Padrão e aumento da oferta

Os princípios da racionalização construtiva e da seriação e padronização estarão no centro das políticas públicas. No caso das padronizações, para o bem e para o mal. Para o mal porque, como explica João Honório de Mello Filho, responsável pela implantação da sistematização de componentes e pela criação de uma listagem de preços e serviços no Estado de São Paulo nos anos 70 (veja texto na página 36), "o que se tem de padronizar são os componentes construtivos, não o edifício". "A maioria dos estados brasileiros faz um único projeto e "cola" no terreno, sem considerar a topografia, a posição do sol ou a cultura local", explica.

Para o bem porque, após o advento da pré-fabricação de estruturas de concreto, houve uma sensível redução de custos em escolas feitas em série, como explica o engenheiro José Carlos Sussekind, calculista do arquiteto Oscar Niemeyer nos Cieps. "Utilizamos uma solução pré-fabricada radical, fácil de transportar, pois os vãos eram curtos. O custo foi 30% menor que o de uma obra similar feita de forma convencional", afirma.

Outra visão muito presente na arquitetura moderna é a de que o espaço educacional é a cidade como um todo, e não apenas a escola – defendida pelo político francês Edgar Faure e depois, de forma mais ampla, por Paulo Freire. No caso dos CEUs paulistanos, os edifícios foram construídos para dialogar com a cidade e oferecer equipamentos ausentes em muitas das comunidades carentes, localizadas na periferia da metrópole.

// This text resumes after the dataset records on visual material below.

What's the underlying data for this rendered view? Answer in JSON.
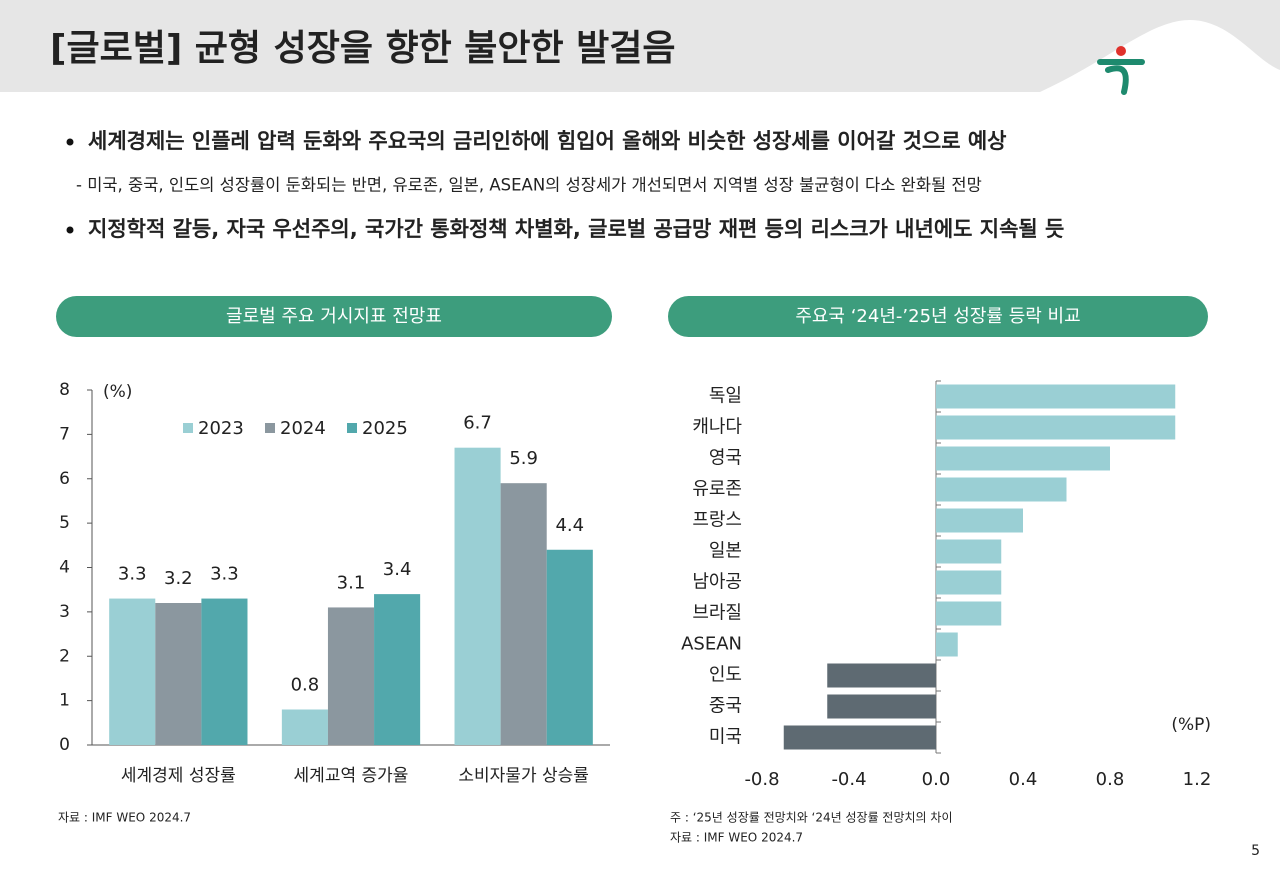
{
  "header": {
    "title": "[글로벌] 균형 성장을 향한 불안한 발걸음"
  },
  "bullets": [
    {
      "text": "세계경제는 인플레 압력 둔화와 주요국의 금리인하에 힘입어 올해와 비슷한 성장세를 이어갈 것으로 예상",
      "detail": "- 미국, 중국, 인도의 성장률이 둔화되는 반면, 유로존, 일본, ASEAN의 성장세가 개선되면서 지역별 성장 불균형이 다소 완화될 전망"
    },
    {
      "text": "지정학적 갈등, 자국 우선주의, 국가간 통화정책 차별화, 글로벌 공급망 재편 등의 리스크가 내년에도 지속될 듯"
    }
  ],
  "chart_data": [
    {
      "type": "bar",
      "title": "글로벌 주요 거시지표 전망표",
      "y_unit": "(%)",
      "categories": [
        "세계경제 성장률",
        "세계교역 증가율",
        "소비자물가 상승률"
      ],
      "series": [
        {
          "name": "2023",
          "color": "#9acfd4",
          "values": [
            3.3,
            0.8,
            6.7
          ]
        },
        {
          "name": "2024",
          "color": "#8b979f",
          "values": [
            3.2,
            3.1,
            5.9
          ]
        },
        {
          "name": "2025",
          "color": "#52a8ac",
          "values": [
            3.3,
            3.4,
            4.4
          ]
        }
      ],
      "ylim": [
        0,
        8
      ],
      "yticks": [
        0,
        1,
        2,
        3,
        4,
        5,
        6,
        7,
        8
      ],
      "source": "자료 : IMF WEO 2024.7"
    },
    {
      "type": "barh",
      "title": "주요국 ‘24년-’25년 성장률 등락 비교",
      "x_unit": "(%P)",
      "categories": [
        "독일",
        "캐나다",
        "영국",
        "유로존",
        "프랑스",
        "일본",
        "남아공",
        "브라질",
        "ASEAN",
        "인도",
        "중국",
        "미국"
      ],
      "values": [
        1.1,
        1.1,
        0.8,
        0.6,
        0.4,
        0.3,
        0.3,
        0.3,
        0.1,
        -0.5,
        -0.5,
        -0.7
      ],
      "color": "#9acfd4",
      "negative_color": "#5e6a72",
      "xlim": [
        -0.8,
        1.2
      ],
      "xticks": [
        -0.8,
        -0.4,
        {
          "value": 0,
          "label": "0.0"
        },
        0.4,
        0.8,
        1.2
      ],
      "notes": [
        "주 : ‘25년 성장률 전망치와 ‘24년 성장률 전망치의 차이",
        "자료 : IMF WEO 2024.7"
      ]
    }
  ],
  "page_number": "5"
}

Assim, não só a educação não ocorre apenas na escola, como esta também passa a ser muito mais que apenas o edifício escolar. Cada CEU tem 13 equipamentos urbanos (2 creches, 3 escolas, biblioteca, teatro, casa de cultura, balneário, ginásio de esportes, parque esportivo, padaria escolar, telecentro, além do conselho gestor), divididos em três áreas ou naves. Para se ter uma idéia, São Paulo tinha apenas sete teatros municipais.

Com os CEUs, passou a ter 28.

Esses equipamentos localizam-se estrategicamente junto à orla fluvial da cidade. "O processo de urbanização é um fenômeno de desertificação. Reconhecer isso é o caminho para começarmos a fazer o caminho de volta. Da sala de aula, o aluno vê a piscina de água limpa e, ao fundo, o rio degradado. Esse contraste o faz pensar", explica o arquiteto Alexandre Delijaicov, membro da equipe do projeto e professor da Faculdade de Arquitetura e Urbanismo da USP.

O problema da água e do meio ambiente como um todo está entre as novas questões a serem levadas em conta pelos projetistas de escolas, principalmente as públicas. Segundo Avany Ferreira, da FDE, já há um projeto-piloto de escola que faz o reúso da água fluvial e, depen­dendo das intervenções ou do local, as plantas precisam passar pelo crivo da Secretaria do Meio Ambiente. Além dis­so, as escolas devem estar equipadas pa­ra o acesso de pessoas com deficiência e criar soluções que previnam ações de van­dalismo. Muitas vezes, isso se traduz nos componentes contratados. A própria FDE desenvolveu um modelo de torneira que, por ser chumbada à parede, evita o fur­to do material, comum em muitas unidades.

Mas é na questão do planejamento urbano que a visão da cidade educadora, ca­ra aos arquitetos, começa a nos trazer ensinamentos, ainda que na forma da per­cepção do erro. A necessidade sempre maior de oferta de escolas na periferia dos grandes centros esbarra cada vez mais na ocupação desordenada, que tornou rarefeitos os terrenos nessas áreas. Por essa ra­zão, cada vez mais os prédios têm de adotar soluções de verticalização e cada vez menos situam-se em locais de maior cen­tralidade – e importância – em cada comunidade.